The Compliance Officer may delegate the responsibility to investigate a reported Concern, whether an Accounting Concern or otherwise, to one or more professional staff members of the Corporation or to any other individual, including persons not employed by the Corporation, selected by the Compliance Officer; provided that the Compliance Officer may not delegate such responsibility to a staff member or other individual who is the subject of the reported Concern or in a manner that would compromise either the identity of an individual who reported the Concern anonymously or the confidentiality of the complaint or resulting investigation. Notwithstanding anything herein to the contrary, the scope, manner and parameters of any investigation of a reported Concern shall be determined by the Executive Committee in its sole discretion and the Corporation and its staff and volunteers shall cooperate as necessary in connection with any such investigation.
Acting in Good Faith
Anyone reporting a Concern must act in good faith and have reasonable grounds for believing that the information disclosed may indicate a violation of law and/or ethical standards. Any allegations that prove to have been made maliciously or knowingly to be false will be viewed as a serious disciplinary offense.

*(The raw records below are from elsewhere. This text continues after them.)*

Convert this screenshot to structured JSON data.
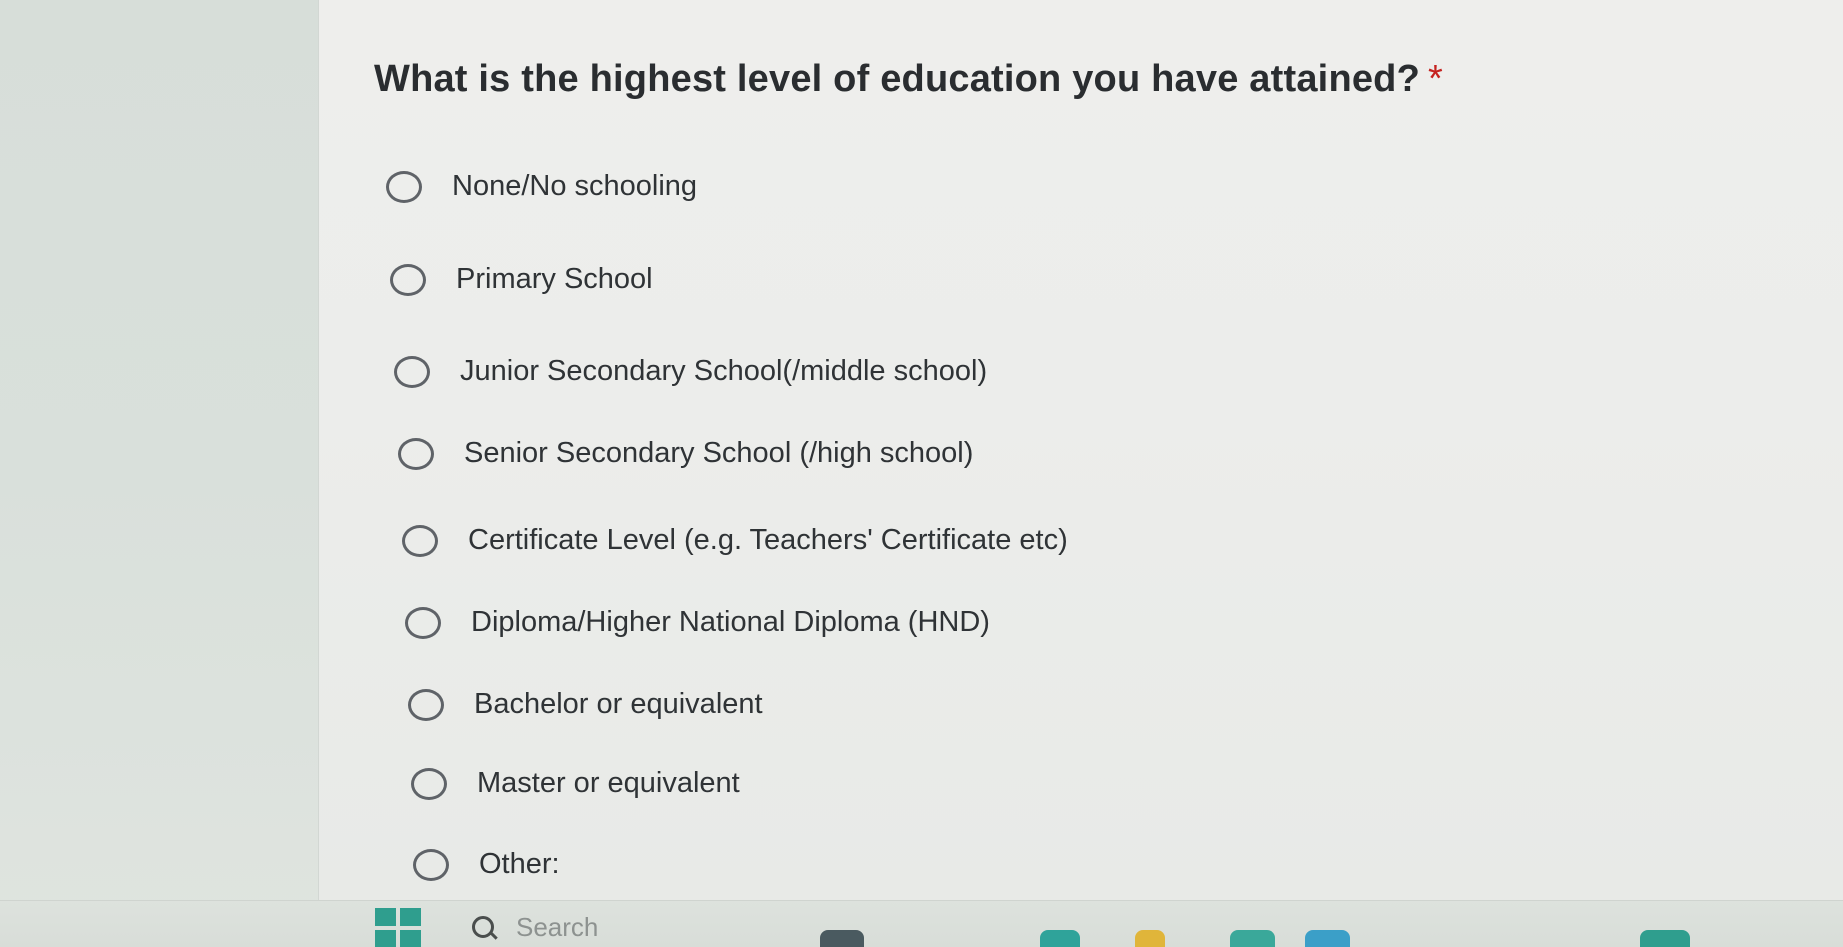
{
  "question": {
    "title": "What is the highest level of education you have attained?",
    "required_marker": "*"
  },
  "options": [
    {
      "label": "None/No schooling",
      "selected": false
    },
    {
      "label": "Primary School",
      "selected": false
    },
    {
      "label": "Junior Secondary School(/middle school)",
      "selected": false
    },
    {
      "label": "Senior Secondary School (/high school)",
      "selected": false
    },
    {
      "label": "Certificate Level (e.g. Teachers' Certificate etc)",
      "selected": false
    },
    {
      "label": "Diploma/Higher National Diploma (HND)",
      "selected": false
    },
    {
      "label": "Bachelor or equivalent",
      "selected": false
    },
    {
      "label": "Master or equivalent",
      "selected": false
    },
    {
      "label": "Other:",
      "selected": false
    }
  ],
  "taskbar": {
    "search_placeholder": "Search",
    "start_icon": "windows-logo-icon",
    "search_icon": "search-icon"
  },
  "colors": {
    "radio_border": "#5f6368",
    "required_star": "#c5221f",
    "question_text": "#2a2d30"
  }
}
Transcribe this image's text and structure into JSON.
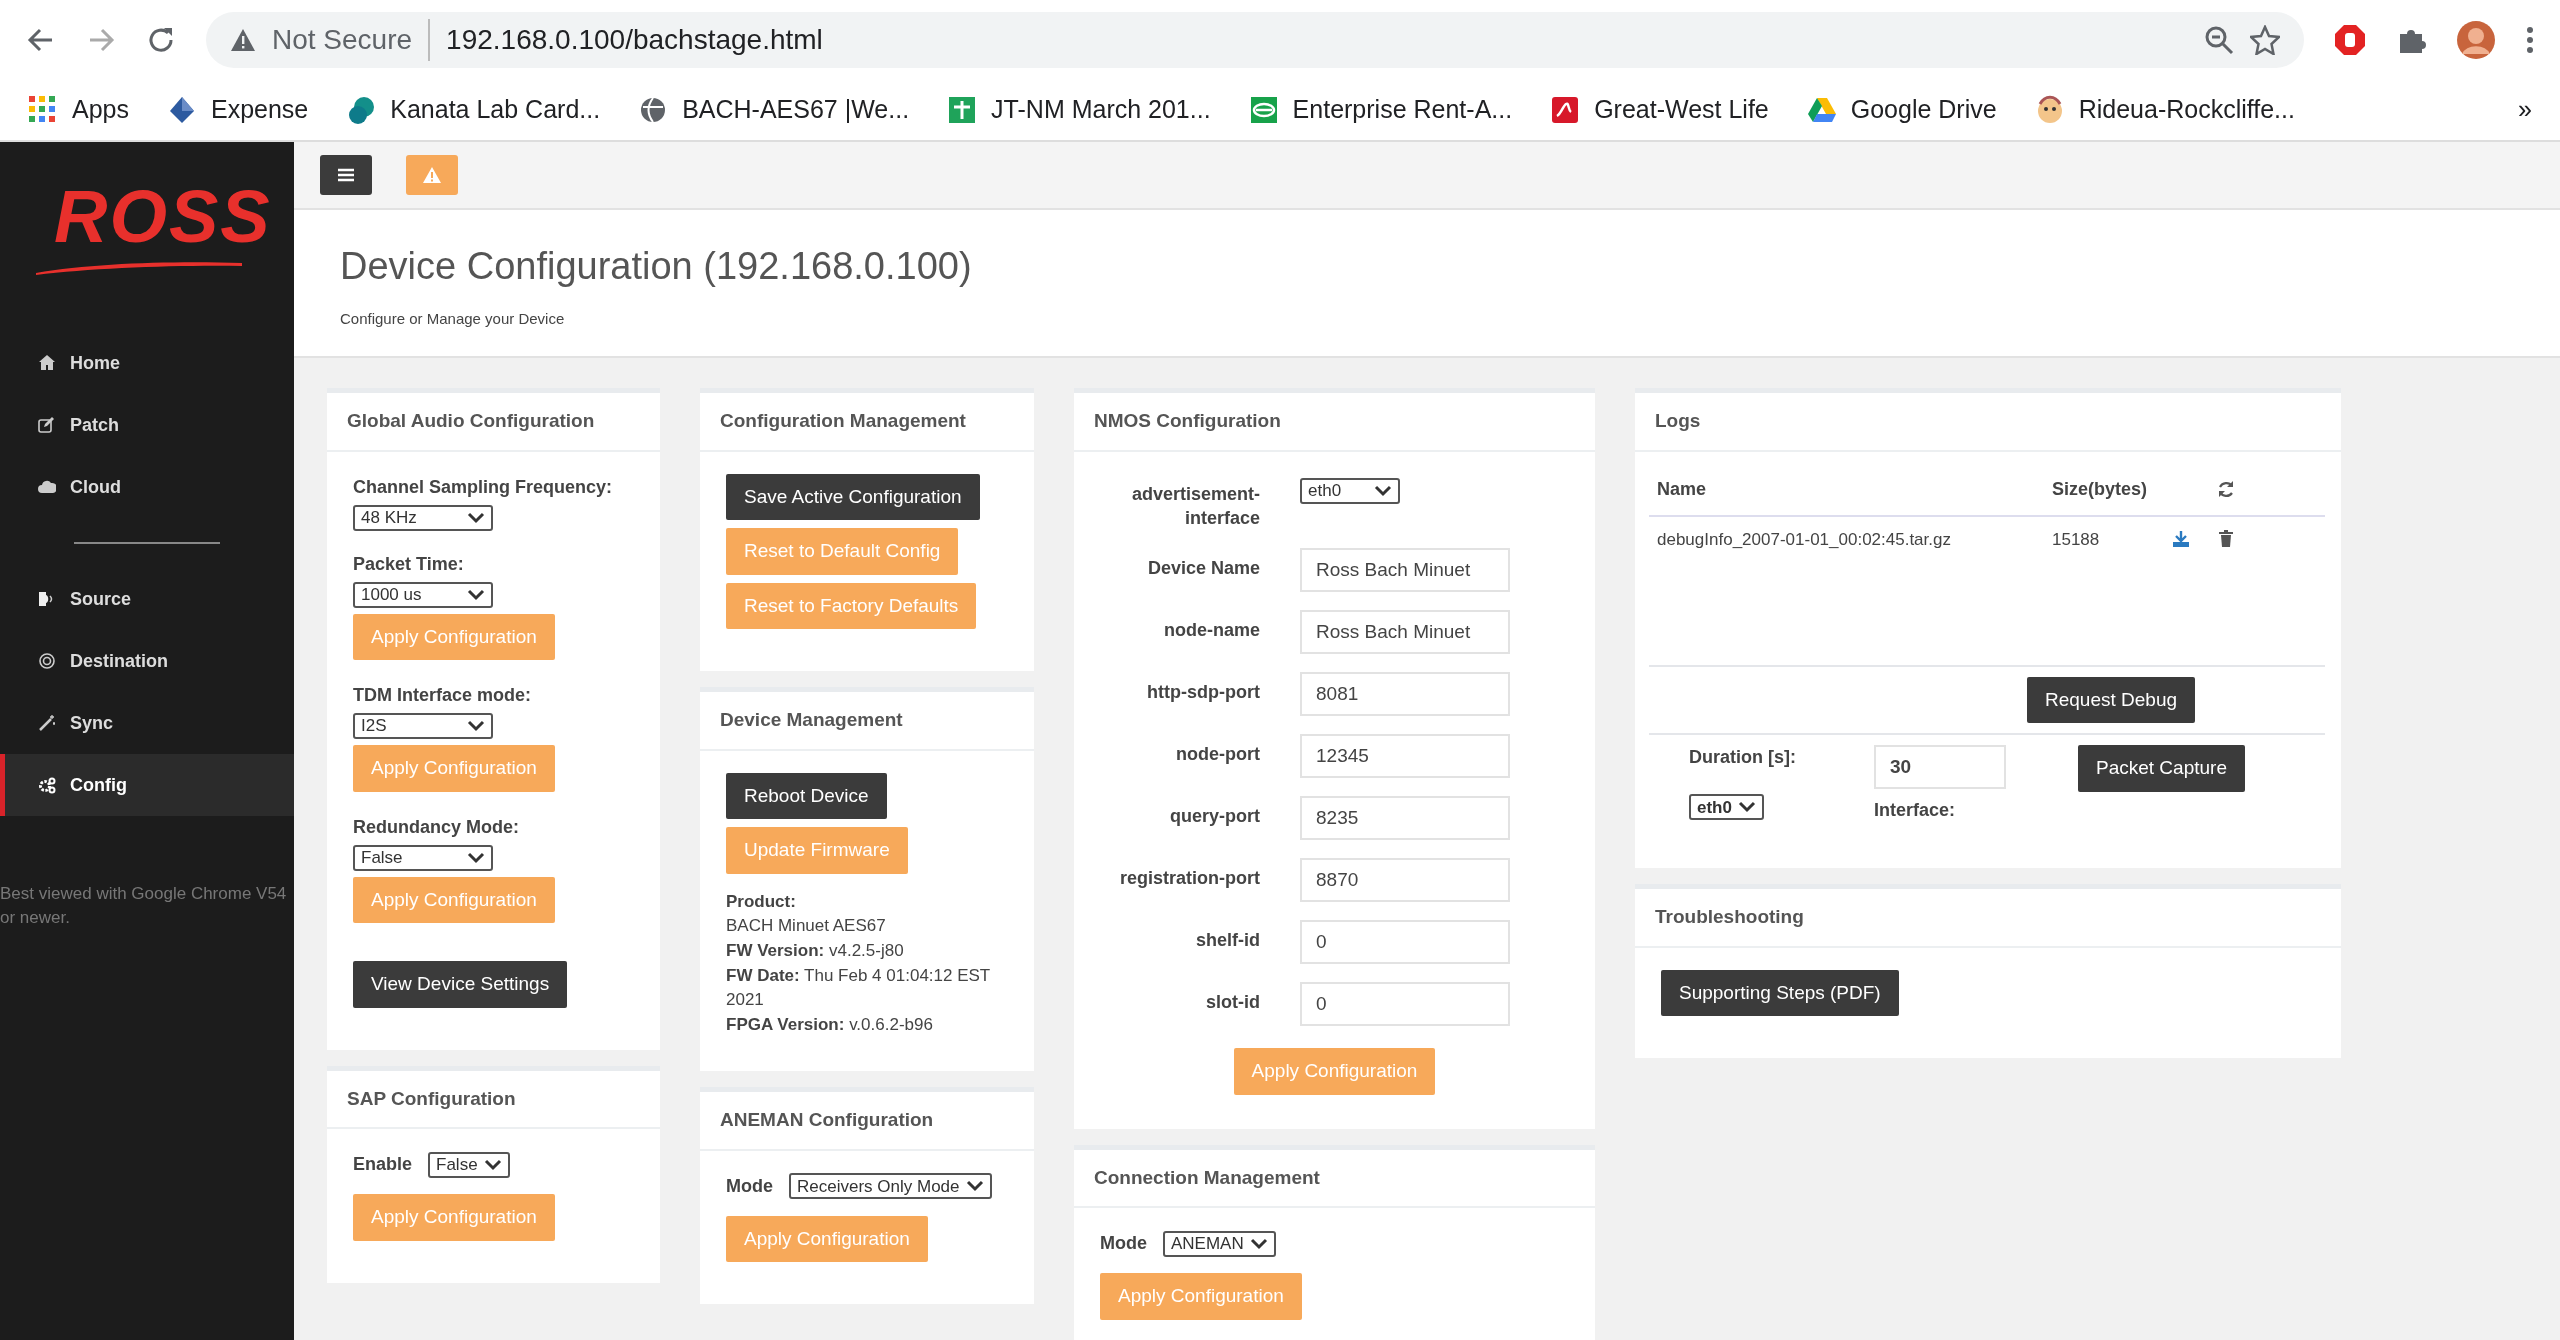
{
  "browser": {
    "security": "Not Secure",
    "url": "192.168.0.100/bachstage.html",
    "bookmarks": [
      "Apps",
      "Expense",
      "Kanata Lab Card...",
      "BACH-AES67 |We...",
      "JT-NM March 201...",
      "Enterprise Rent-A...",
      "Great-West Life",
      "Google Drive",
      "Rideua-Rockcliffe..."
    ],
    "overflow": "»"
  },
  "sidebar": {
    "logo": "ROSS",
    "groups": [
      [
        {
          "label": "Home",
          "selected": false
        },
        {
          "label": "Patch",
          "selected": false
        },
        {
          "label": "Cloud",
          "selected": false
        }
      ],
      [
        {
          "label": "Source",
          "selected": false
        },
        {
          "label": "Destination",
          "selected": false
        },
        {
          "label": "Sync",
          "selected": false
        },
        {
          "label": "Config",
          "selected": true
        }
      ]
    ],
    "note": "Best viewed with Google Chrome V54 or newer."
  },
  "header": {
    "title": "Device Configuration (192.168.0.100)",
    "subtitle": "Configure or Manage your Device"
  },
  "columns": [
    [
      {
        "title": "Global Audio Configuration",
        "items": [
          {
            "kind": "label",
            "text": "Channel Sampling Frequency:"
          },
          {
            "kind": "select",
            "value": "48 KHz"
          },
          {
            "kind": "label",
            "text": "Packet Time:"
          },
          {
            "kind": "select",
            "value": "1000 us"
          },
          {
            "kind": "button",
            "label": "Apply Configuration"
          },
          {
            "kind": "label",
            "text": "TDM Interface mode:"
          },
          {
            "kind": "select",
            "value": "I2S"
          },
          {
            "kind": "button",
            "label": "Apply Configuration"
          },
          {
            "kind": "label",
            "text": "Redundancy Mode:"
          },
          {
            "kind": "select",
            "value": "False"
          },
          {
            "kind": "button",
            "label": "Apply Configuration"
          },
          {
            "kind": "dark_button",
            "label": "View Device Settings"
          }
        ]
      },
      {
        "title": "SAP Configuration",
        "items": [
          {
            "kind": "inline_select",
            "label": "Enable",
            "value": "False"
          },
          {
            "kind": "button",
            "label": "Apply Configuration"
          }
        ]
      }
    ],
    [
      {
        "title": "Configuration Management",
        "items": [
          {
            "kind": "dark_button",
            "label": "Save Active Configuration"
          },
          {
            "kind": "button",
            "label": "Reset to Default Config"
          },
          {
            "kind": "button",
            "label": "Reset to Factory Defaults"
          }
        ]
      },
      {
        "title": "Device Management",
        "items": [
          {
            "kind": "dark_button",
            "label": "Reboot Device"
          },
          {
            "kind": "button",
            "label": "Update Firmware"
          },
          {
            "kind": "info",
            "lines": [
              "**Product:**",
              "BACH Minuet AES67",
              "**FW Version:** v4.2.5-j80",
              "**FW Date:** Thu Feb 4 01:04:12 EST 2021",
              "**FPGA Version:** v.0.6.2-b96"
            ]
          }
        ]
      },
      {
        "title": "ANEMAN Configuration",
        "items": [
          {
            "kind": "inline_select",
            "label": "Mode",
            "value": "Receivers Only Mode"
          },
          {
            "kind": "button",
            "label": "Apply Configuration"
          }
        ]
      }
    ],
    [
      {
        "title": "NMOS Configuration",
        "items": [
          {
            "kind": "select_row",
            "label": "advertisement-interface",
            "value": "eth0"
          },
          {
            "kind": "input_row",
            "label": "Device Name",
            "value": "Ross Bach Minuet"
          },
          {
            "kind": "input_row",
            "label": "node-name",
            "value": "Ross Bach Minuet"
          },
          {
            "kind": "input_row",
            "label": "http-sdp-port",
            "value": "8081"
          },
          {
            "kind": "input_row",
            "label": "node-port",
            "value": "12345"
          },
          {
            "kind": "input_row",
            "label": "query-port",
            "value": "8235"
          },
          {
            "kind": "input_row",
            "label": "registration-port",
            "value": "8870"
          },
          {
            "kind": "input_row",
            "label": "shelf-id",
            "value": "0"
          },
          {
            "kind": "input_row",
            "label": "slot-id",
            "value": "0"
          },
          {
            "kind": "center_button",
            "label": "Apply Configuration"
          }
        ]
      },
      {
        "title": "Connection Management",
        "items": [
          {
            "kind": "inline_select",
            "label": "Mode",
            "value": "ANEMAN"
          },
          {
            "kind": "button",
            "label": "Apply Configuration"
          }
        ]
      }
    ],
    [
      {
        "title": "Logs",
        "kind": "logs",
        "columns": [
          "Name",
          "Size(bytes)"
        ],
        "rows": [
          {
            "name": "debugInfo_2007-01-01_00:02:45.tar.gz",
            "size": "15188"
          }
        ],
        "request": "Request Debug",
        "duration_label": "Duration [s]:",
        "duration": "30",
        "interface_label": "Interface:",
        "interface": "eth0",
        "capture": "Packet Capture"
      },
      {
        "title": "Troubleshooting",
        "items": [
          {
            "kind": "dark_button",
            "label": "Supporting Steps (PDF)"
          }
        ]
      }
    ]
  ]
}
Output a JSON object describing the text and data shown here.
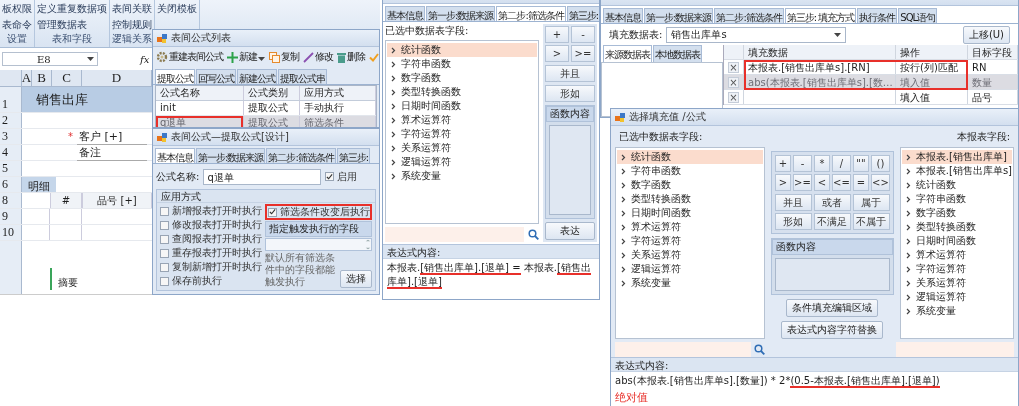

The Corporation takes seriously its responsibility to enforce this Whistleblower Policy and therefore encourages any person reporting a Concern to identify him or herself so as to facilitate any resulting investigation. Notwithstanding the foregoing, in reporting a Concern, a Protected Person may request that such report be treated in a confidential manner (including that the Corporation take reasonable steps to ensure that the identity of the reporting person remains anonymous). Concerns may also be reported on an anonymous basis. Reports of Concerns will be kept confidential to the extent possible, consistent with the need to conduct an adequate investigation.
Handling of Reported Concerns
The Compliance Officer will acknowledge receipt of each reported Concern within five (5) business days, but only to the extent the reporting person’s identity is disclosed or a return address is provided. All reports will be promptly investigated; the scope of any such investigation being within the sole discretion of the Executive Committee, and appropriate corrective action will be taken if warranted by the investigation.
The Executive Committee will retain, on a strictly confidential basis, for a period of seven (7) years (or otherwise as required under the Corporation’s record retention policies in effect from time to time) all records relating to any reported Concern and to the investigation and resolution thereof. All such records are confidential to the Corporation and such records will be considered privileged and confidential.
The Corporation shall distribute a copy of this Whistleblower Policy to all Protected Persons.
Compliance Officer Contact Information:
Name: Linda Harmon, Executive Director/CEO
Mailing Address: Lamaze International, 2025 M Street, NW, Suite 800, Washington, DC 20036
Phone Number: 202-367-1244
Email Address: email@example.com
Lamaze is a non-profit organization, a trusted global leader, with a mission to advance safe and healthy pregnancy, birth and early parenting through evidence-based education and advocacy.